There was no mistake. Ann joined millions of other credit card users who have been notified that their interest rates are rising. They, like Ann, are being told to deal with it or get kicked to the credit card curb.
Ann has two choices. She can accept the higher interest rate, but she would only be able to make the minimum payment. Or she can reject the rate hike. But if Ann says “no deal,’’ the credit card company has told her it will close her account.
Ann’s worried about her ability to get another credit card at a decent interest rate. She’s also concerned that canceling the card will lower her credit scores.
In advance of tougher regulations taking effect next year, many consumers have been receiving notices of lower available balances, interest rate increases, or a switch to variable rates.
What the companies are doing is wearing down a lot of good customers who, if left alone with decent rates, would have a better chance of paying off their debts.
The Federal Reserve Board’s rules implementing the CARD Act require that Ann be given the right to reject the 14.99 percent interest rate hike. However, as a general matter, the issuer is permitted to apply the 14.99 percent interest rate to new transactions.

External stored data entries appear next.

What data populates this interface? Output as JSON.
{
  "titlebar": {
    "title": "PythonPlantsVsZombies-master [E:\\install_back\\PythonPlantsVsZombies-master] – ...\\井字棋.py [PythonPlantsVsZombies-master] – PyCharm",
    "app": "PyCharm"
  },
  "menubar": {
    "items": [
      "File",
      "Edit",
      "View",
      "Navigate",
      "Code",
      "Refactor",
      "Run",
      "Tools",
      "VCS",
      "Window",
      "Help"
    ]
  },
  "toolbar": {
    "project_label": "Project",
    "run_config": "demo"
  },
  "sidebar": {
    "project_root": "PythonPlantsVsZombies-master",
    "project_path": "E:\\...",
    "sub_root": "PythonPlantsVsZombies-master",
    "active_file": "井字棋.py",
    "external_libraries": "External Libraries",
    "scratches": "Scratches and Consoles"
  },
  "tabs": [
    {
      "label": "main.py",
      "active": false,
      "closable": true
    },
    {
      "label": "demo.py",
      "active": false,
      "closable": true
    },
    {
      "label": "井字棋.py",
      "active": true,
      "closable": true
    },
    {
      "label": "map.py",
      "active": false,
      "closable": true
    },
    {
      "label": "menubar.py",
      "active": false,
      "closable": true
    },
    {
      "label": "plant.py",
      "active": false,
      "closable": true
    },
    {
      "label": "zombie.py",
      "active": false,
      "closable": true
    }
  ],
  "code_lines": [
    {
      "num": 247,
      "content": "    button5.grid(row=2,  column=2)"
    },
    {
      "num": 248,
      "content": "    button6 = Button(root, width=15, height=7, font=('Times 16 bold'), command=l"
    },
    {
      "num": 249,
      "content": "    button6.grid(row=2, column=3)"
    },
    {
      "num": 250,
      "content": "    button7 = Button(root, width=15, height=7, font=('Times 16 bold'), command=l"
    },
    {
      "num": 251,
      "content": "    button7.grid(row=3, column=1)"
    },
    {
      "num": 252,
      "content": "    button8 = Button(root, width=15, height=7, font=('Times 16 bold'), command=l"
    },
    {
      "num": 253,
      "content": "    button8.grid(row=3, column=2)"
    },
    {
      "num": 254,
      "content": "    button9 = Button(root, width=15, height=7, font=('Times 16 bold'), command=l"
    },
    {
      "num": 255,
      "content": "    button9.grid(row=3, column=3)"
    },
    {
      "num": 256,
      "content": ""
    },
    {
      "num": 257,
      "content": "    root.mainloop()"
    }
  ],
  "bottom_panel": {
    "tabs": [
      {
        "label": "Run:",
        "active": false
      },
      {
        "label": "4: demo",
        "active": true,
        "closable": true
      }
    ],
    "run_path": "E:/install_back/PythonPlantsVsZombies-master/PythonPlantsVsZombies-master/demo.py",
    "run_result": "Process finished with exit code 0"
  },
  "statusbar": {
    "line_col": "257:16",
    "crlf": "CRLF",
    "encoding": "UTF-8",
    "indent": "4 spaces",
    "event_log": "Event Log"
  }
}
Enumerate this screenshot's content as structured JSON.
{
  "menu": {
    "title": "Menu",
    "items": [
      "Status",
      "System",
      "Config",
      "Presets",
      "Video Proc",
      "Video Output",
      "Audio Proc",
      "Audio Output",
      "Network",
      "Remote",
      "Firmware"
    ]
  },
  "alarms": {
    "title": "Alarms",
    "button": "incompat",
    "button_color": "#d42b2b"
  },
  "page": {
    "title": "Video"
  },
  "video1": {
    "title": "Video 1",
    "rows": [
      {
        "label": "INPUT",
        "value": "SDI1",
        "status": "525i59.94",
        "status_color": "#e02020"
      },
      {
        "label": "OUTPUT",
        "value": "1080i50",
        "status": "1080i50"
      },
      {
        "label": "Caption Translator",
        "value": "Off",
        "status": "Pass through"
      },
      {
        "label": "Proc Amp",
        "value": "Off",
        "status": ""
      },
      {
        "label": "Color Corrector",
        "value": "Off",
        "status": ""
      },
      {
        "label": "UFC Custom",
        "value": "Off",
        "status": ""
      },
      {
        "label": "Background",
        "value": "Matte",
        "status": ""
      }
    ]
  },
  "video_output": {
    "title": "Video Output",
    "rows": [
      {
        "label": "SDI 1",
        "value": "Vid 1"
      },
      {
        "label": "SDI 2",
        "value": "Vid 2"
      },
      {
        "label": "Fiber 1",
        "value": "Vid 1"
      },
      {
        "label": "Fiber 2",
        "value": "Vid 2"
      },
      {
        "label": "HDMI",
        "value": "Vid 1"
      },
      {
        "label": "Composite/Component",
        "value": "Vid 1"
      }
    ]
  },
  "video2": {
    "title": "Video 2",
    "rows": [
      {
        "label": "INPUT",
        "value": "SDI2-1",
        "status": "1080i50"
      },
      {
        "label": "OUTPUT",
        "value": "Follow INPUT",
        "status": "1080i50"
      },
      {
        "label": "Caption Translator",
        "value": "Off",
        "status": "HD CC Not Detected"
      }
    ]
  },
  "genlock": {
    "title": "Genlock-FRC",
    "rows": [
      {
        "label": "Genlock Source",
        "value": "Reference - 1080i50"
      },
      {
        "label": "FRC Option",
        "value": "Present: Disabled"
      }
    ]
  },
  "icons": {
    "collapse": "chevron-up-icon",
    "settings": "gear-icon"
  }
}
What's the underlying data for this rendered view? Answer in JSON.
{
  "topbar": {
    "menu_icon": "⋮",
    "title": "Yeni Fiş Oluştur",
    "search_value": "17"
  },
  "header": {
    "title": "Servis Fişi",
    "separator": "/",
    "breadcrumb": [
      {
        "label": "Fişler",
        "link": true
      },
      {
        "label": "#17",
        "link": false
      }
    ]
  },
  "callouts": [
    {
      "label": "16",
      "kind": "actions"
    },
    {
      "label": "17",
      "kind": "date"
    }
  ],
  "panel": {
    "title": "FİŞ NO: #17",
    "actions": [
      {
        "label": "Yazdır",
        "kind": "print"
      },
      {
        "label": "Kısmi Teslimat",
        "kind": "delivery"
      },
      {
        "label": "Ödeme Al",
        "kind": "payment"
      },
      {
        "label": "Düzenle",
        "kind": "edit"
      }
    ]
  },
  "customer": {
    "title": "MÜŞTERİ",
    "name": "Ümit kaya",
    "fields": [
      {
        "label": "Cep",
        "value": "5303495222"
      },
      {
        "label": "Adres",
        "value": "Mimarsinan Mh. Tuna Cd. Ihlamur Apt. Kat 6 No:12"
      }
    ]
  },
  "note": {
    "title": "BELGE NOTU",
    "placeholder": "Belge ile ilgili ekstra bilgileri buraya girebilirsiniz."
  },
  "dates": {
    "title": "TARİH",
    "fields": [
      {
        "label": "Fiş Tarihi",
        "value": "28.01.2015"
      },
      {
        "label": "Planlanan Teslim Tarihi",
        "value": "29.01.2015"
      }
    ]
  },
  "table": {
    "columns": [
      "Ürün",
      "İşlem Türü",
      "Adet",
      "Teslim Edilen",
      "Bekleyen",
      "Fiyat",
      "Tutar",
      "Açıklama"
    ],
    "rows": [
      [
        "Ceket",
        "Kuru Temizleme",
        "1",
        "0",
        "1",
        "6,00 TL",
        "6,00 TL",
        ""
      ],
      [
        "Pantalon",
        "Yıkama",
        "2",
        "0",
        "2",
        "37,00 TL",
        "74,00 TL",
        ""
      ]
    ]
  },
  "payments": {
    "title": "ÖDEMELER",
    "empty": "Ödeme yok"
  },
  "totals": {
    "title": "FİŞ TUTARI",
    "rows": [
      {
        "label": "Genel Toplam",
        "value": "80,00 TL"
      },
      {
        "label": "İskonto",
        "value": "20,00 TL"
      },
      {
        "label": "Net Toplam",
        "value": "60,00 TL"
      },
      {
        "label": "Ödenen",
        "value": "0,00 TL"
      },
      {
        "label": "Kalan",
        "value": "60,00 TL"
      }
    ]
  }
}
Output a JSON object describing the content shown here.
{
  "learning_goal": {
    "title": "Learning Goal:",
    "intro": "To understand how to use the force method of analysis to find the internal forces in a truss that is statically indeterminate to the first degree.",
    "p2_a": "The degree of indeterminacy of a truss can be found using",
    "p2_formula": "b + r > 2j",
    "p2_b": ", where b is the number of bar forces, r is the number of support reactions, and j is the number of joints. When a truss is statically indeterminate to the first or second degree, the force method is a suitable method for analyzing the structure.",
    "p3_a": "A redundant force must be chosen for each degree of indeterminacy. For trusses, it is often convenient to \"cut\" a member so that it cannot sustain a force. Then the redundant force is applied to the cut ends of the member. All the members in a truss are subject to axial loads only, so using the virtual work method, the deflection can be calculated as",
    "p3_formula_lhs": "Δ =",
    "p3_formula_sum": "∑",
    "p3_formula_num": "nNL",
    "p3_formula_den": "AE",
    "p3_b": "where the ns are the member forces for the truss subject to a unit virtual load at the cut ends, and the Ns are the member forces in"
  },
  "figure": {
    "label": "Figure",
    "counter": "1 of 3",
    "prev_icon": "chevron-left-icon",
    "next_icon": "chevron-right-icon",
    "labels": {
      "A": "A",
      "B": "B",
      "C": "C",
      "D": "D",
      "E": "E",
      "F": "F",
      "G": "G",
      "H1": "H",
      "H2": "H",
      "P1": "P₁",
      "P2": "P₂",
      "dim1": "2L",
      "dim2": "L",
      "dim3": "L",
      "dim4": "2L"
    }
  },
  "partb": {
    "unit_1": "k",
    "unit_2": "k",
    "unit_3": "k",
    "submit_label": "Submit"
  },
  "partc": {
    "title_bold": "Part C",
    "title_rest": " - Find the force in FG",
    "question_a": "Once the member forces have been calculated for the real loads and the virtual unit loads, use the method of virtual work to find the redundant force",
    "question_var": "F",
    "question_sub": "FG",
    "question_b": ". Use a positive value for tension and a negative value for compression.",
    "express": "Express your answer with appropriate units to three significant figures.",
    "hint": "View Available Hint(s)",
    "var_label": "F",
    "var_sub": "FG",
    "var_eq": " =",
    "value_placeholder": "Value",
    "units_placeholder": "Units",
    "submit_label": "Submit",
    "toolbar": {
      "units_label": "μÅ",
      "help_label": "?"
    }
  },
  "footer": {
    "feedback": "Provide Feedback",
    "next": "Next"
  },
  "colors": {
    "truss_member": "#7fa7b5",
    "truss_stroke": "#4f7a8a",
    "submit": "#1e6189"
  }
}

What most affects a person’s score when an account is closed is the presence of outstanding balances on other open credit accounts. The scoring system looks at how much credit you are using compared with how much you have available.
Craig Watts, public affairs director for FICO, cleared up a common misconception. Closing a credit card account won’t affect the duration of someone’s credit history. That’s because credit reports include the history of closed accounts for a number of years, and FICO scores consider both open and closed accounts.
Ann, tell your credit issuer you won’t be played.